There are three versions of the EEG datasets at different sizes: small, large and full datasets. This study uses the full dataset that contains 122 subjects with 120 trials for each.
The Graz dataset A (GrazA 2008) in the BCI Competition 2008 comes from the Department of Medical Informatics, Institute of Biomedical Engineering, Graz University of Technology for motor imagery classification problem in BCI Competition 2008 [9].
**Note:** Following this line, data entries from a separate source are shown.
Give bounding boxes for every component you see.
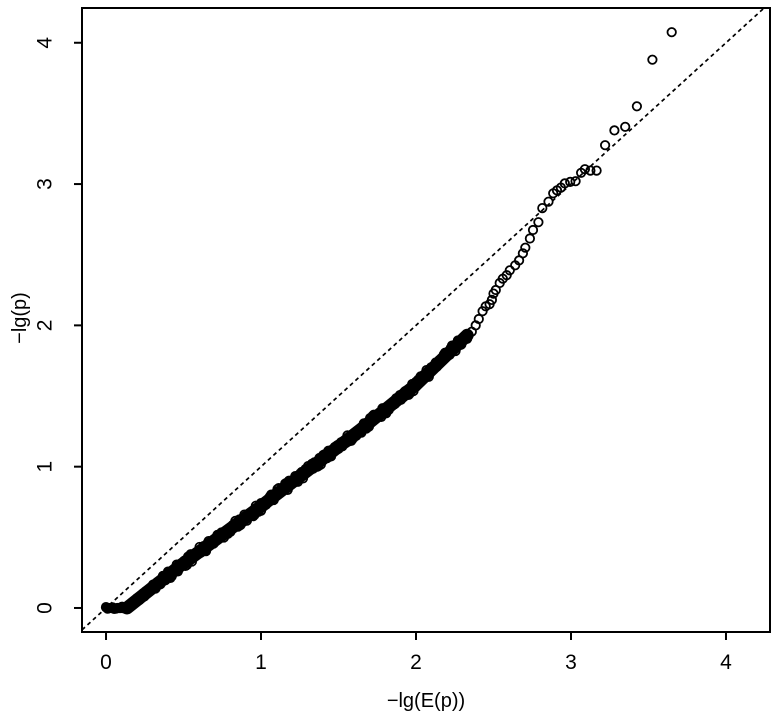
data-point [486, 294, 497, 305]
data-point [266, 489, 277, 500]
data-point [165, 572, 176, 583]
plot-border [81, 7, 771, 633]
data-point [533, 217, 544, 228]
x-axis: 0 1 2 3 4 [100, 632, 732, 674]
data-point [609, 125, 620, 136]
x-tick-label: 2 [410, 651, 422, 674]
data-point [666, 27, 677, 38]
y-tick-label: 3 [34, 178, 57, 190]
data-point [631, 101, 643, 112]
data-point [527, 224, 539, 236]
data-point [599, 140, 611, 151]
x-axis-title: −lg(E(p)) [387, 690, 465, 712]
scatter-tail-points [462, 27, 677, 342]
x-tick-label: 0 [100, 651, 112, 674]
identity-reference-line [81, 7, 765, 631]
data-point [647, 54, 658, 65]
data-point [570, 176, 581, 187]
x-tick-label: 4 [720, 651, 732, 674]
data-point [504, 265, 515, 276]
data-point [520, 242, 531, 253]
data-point [559, 178, 570, 189]
y-axis-title: −lg(p) [9, 292, 31, 344]
data-point [585, 165, 596, 176]
y-tick-label: 1 [34, 461, 57, 473]
data-point [537, 203, 548, 214]
y-axis: 0 1 2 3 4 [34, 37, 82, 614]
data-point [300, 464, 311, 475]
data-point [620, 121, 631, 132]
y-tick-label: 0 [34, 602, 57, 614]
x-tick-label: 1 [255, 651, 267, 674]
data-point [543, 196, 554, 207]
data-point [325, 451, 337, 462]
x-tick-label: 3 [565, 651, 577, 674]
y-tick-label: 4 [34, 37, 57, 49]
y-tick-label: 2 [34, 320, 57, 332]
data-point [517, 248, 529, 259]
data-point [591, 165, 602, 176]
scatter-dense-band [100, 328, 474, 615]
data-point [473, 313, 484, 325]
data-point [565, 176, 576, 187]
data-point [423, 371, 434, 382]
data-point [579, 164, 591, 175]
data-point [524, 233, 536, 244]
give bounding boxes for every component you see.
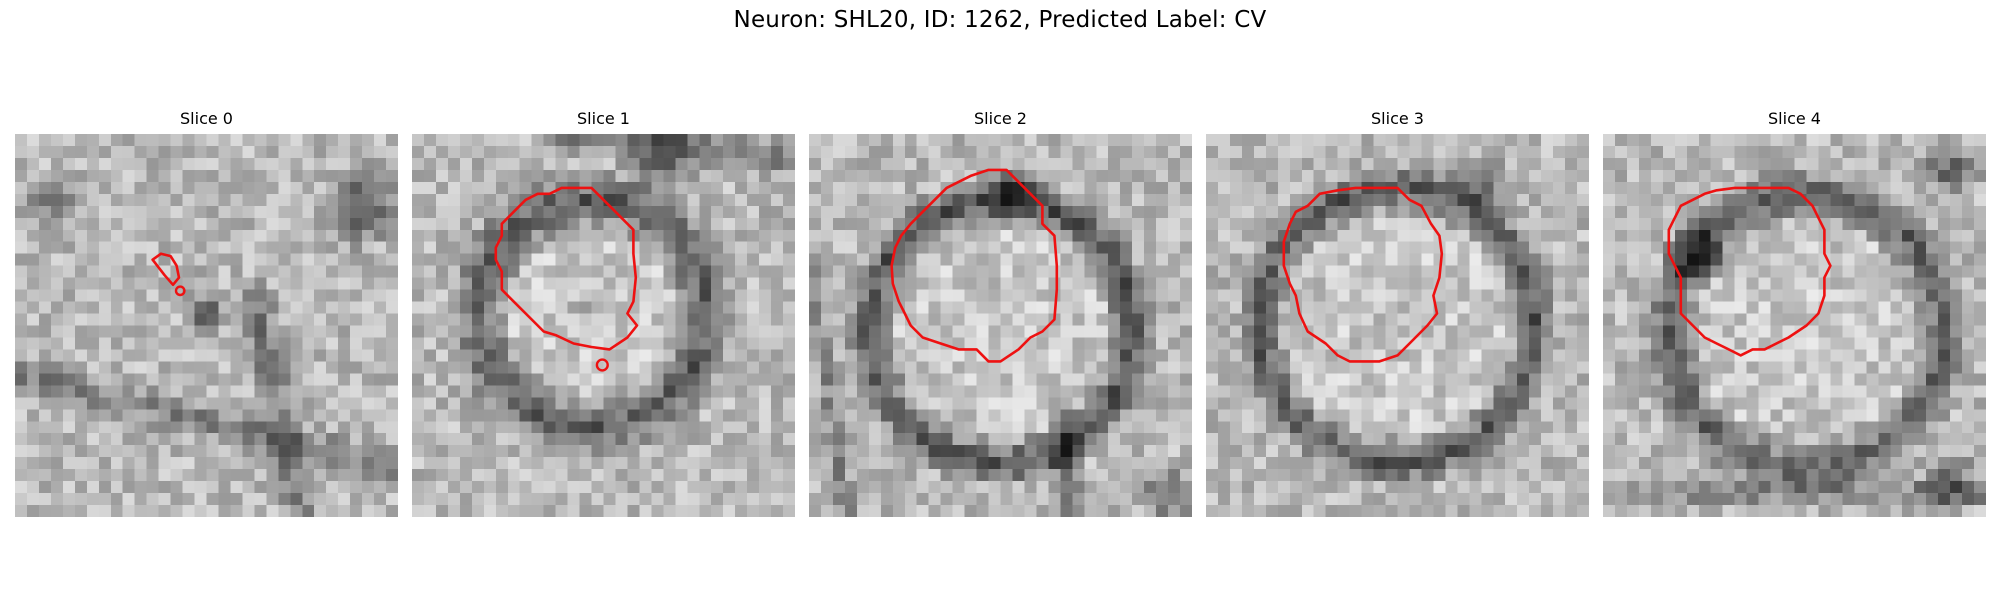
slice-image-4 (1603, 134, 1986, 517)
segmentation-contour (151, 252, 181, 287)
pixel-grid (809, 134, 1192, 517)
slice-image-0 (15, 134, 398, 517)
slice-title-4: Slice 4 (1768, 109, 1821, 128)
figure-title: Neuron: SHL20, ID: 1262, Predicted Label… (733, 7, 1267, 33)
pixel-grid (1206, 134, 1589, 517)
pixel-grid (1603, 134, 1986, 517)
slice-image-svg-4 (1603, 134, 1986, 517)
slice-panel-2: Slice 2 (809, 108, 1192, 518)
slice-panel-3: Slice 3 (1206, 108, 1589, 518)
slice-image-svg-2 (809, 134, 1192, 517)
slice-image-3 (1206, 134, 1589, 517)
segmentation-contour (890, 168, 1059, 363)
slice-title-3: Slice 3 (1371, 109, 1424, 128)
pixel-grid (412, 134, 795, 517)
slice-panel-4: Slice 4 (1603, 108, 1986, 518)
slice-image-svg-1 (412, 134, 795, 517)
slice-image-svg-0 (15, 134, 398, 517)
slice-title-1: Slice 1 (577, 109, 630, 128)
slice-title-2: Slice 2 (974, 109, 1027, 128)
slice-title-0: Slice 0 (180, 109, 233, 128)
slice-image-svg-3 (1206, 134, 1589, 517)
segmentation-contour (1667, 186, 1832, 357)
slice-panel-1: Slice 1 (412, 108, 795, 518)
pixel-grid (15, 134, 398, 517)
segmentation-contour-fragment (174, 285, 186, 297)
segmentation-contour (494, 186, 639, 351)
slice-panel-0: Slice 0 (15, 108, 398, 518)
slice-image-1 (412, 134, 795, 517)
segmentation-contour-fragment (595, 358, 609, 372)
segmentation-contour (1282, 186, 1444, 363)
slice-image-2 (809, 134, 1192, 517)
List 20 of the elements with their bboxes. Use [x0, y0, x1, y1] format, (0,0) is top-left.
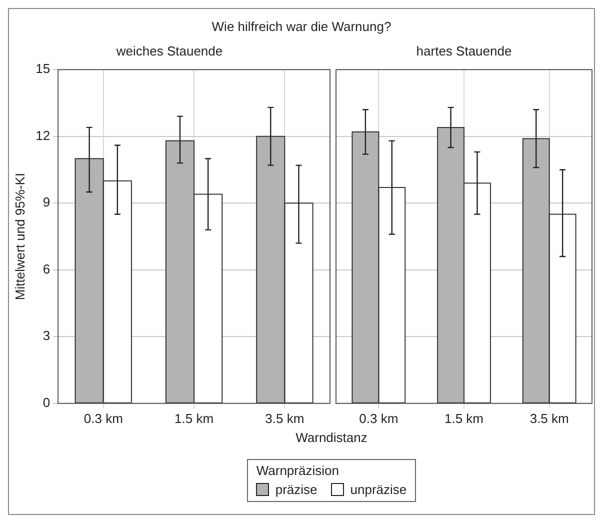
x-tick-label: 1.5 km: [174, 410, 214, 426]
x-tick-label: 3.5 km: [530, 410, 569, 426]
chart-subtitle: hartes Stauende: [416, 43, 512, 58]
y-tick-label: 6: [42, 261, 50, 276]
y-tick-label: 9: [42, 194, 50, 210]
y-tick-label: 3: [42, 328, 50, 344]
x-tick-label: 0.3 km: [359, 410, 398, 426]
chart-subtitle: weiches Stauende: [115, 43, 223, 58]
x-axis-title: Warndistanz: [294, 430, 368, 445]
chart-title: Wie hilfreich war die Warnung?: [210, 19, 392, 34]
y-tick-label: 15: [36, 61, 50, 76]
y-tick-label: 0: [42, 394, 50, 410]
x-tick-label: 1.5 km: [444, 410, 484, 426]
legend-label: präzise: [275, 482, 318, 497]
y-tick-label: 12: [36, 128, 50, 143]
x-tick-label: 0.3 km: [84, 410, 123, 426]
text: unpräzise: [350, 482, 407, 497]
legend-title: Warnpräzision: [256, 463, 340, 478]
x-tick-label: 3.5 km: [265, 410, 304, 426]
y-axis-title: Mittelwert und 95%-KI: [12, 172, 28, 300]
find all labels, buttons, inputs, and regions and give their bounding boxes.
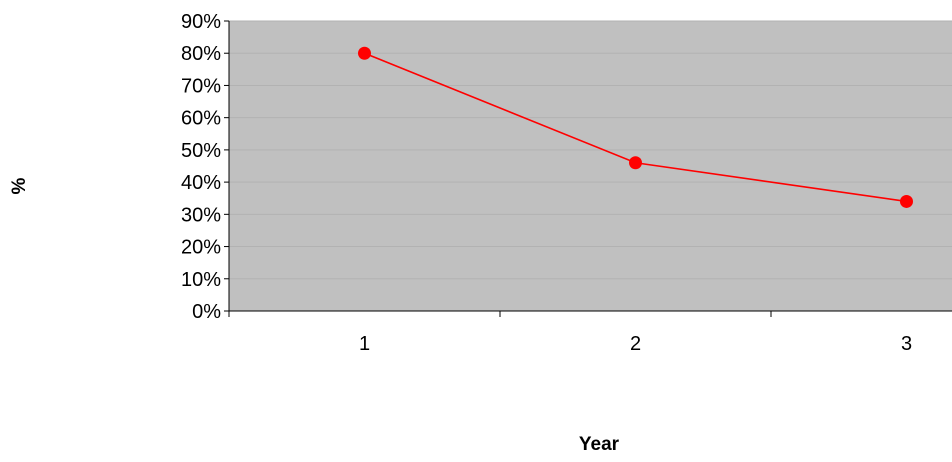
gridlines [229,20,952,280]
x-tick-label: 3 [901,333,912,355]
y-tick-label: 0% [192,301,221,323]
data-point [900,194,913,208]
y-tick-label: 50% [181,140,221,162]
y-tick-label: 30% [181,204,221,226]
axes [224,20,952,317]
x-tick-label: 2 [630,333,641,355]
x-tick-labels: 1 2 3 [359,333,912,355]
x-axis-title: Year [579,434,620,455]
series-layer [358,46,913,208]
data-point [629,156,642,170]
plot-area [229,21,952,311]
x-tick-label: 1 [359,333,370,355]
y-tick-label: 70% [181,75,221,97]
y-tick-label: 40% [181,172,221,194]
y-tick-label: 60% [181,108,221,130]
y-tick-label: 20% [181,237,221,259]
y-axis-title: % [9,177,30,194]
y-tick-labels: 0% 10% 20% 30% 40% 50% 60% 70% 80% 90% [181,11,221,323]
y-tick-label: 90% [181,11,221,33]
y-tick-label: 80% [181,43,221,65]
data-point [358,46,371,60]
y-tick-label: 10% [181,269,221,291]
The GrazA 2008 dataset consists of EEG recordings from 9 subjects. The subjects were right-handed, had normal or corrected-to-normal vision, and were paid to participate in the experiments. All volunteers sat in an armchair, and watched a screen monitor placed approximately 1 metre away at eye level. The recording was made with a 64-channel EEG amplifier from Neu-roscan at 250 Hz with time length 7 seconds for each trial. The GrazA dataset consists of two sessions on different days with, 288 trials per session. Each subject was required to do 4 motor-imagery tasks (left hand, right hand, foot, tongue). Twenty-two Ag/AgCl electrodes were used and the signals were bandpass-filtered between 0.5 Hz and 100 Hz. Each subject carried out left or right hand-motor imagery on two different days within two weeks. Each session consisted of six runs with ten trials each and two classes of imagery.
DEAP is a dataset for emotion analysis using EEG (Dataset for Emotion Analysis using Electroencephalogram, Physiological and Video Signals) which is an open database proposed by Koelstra et al. [19]. EEG signals of 32 participants were recorded while they watched 40 one-minute long excerpts of music videos. Participants rated each video in terms of the levels of arousal, valence, like/dislike, dominance, and familiarity. The dataset includes two parts:
The data set was recorded at a sampling rate of 512 Hz in two separate locations with 40 channels. The first 22 participants were recorded in Twente and the remaining in Geneva. Then the data was downsampled to 128 Hz, and segmented into 60 second trials and a 3 second pre-trial baseline removed.
The summary of those datasets is listed in Table 2, and Figure 4 shows the sample EEG signals of these datasets. In this figure, the four rows of signals from top to bottom are samples EEG signals from the AEEG, Alcoholism, DEAP and GrazA 2008 datasets, respectively.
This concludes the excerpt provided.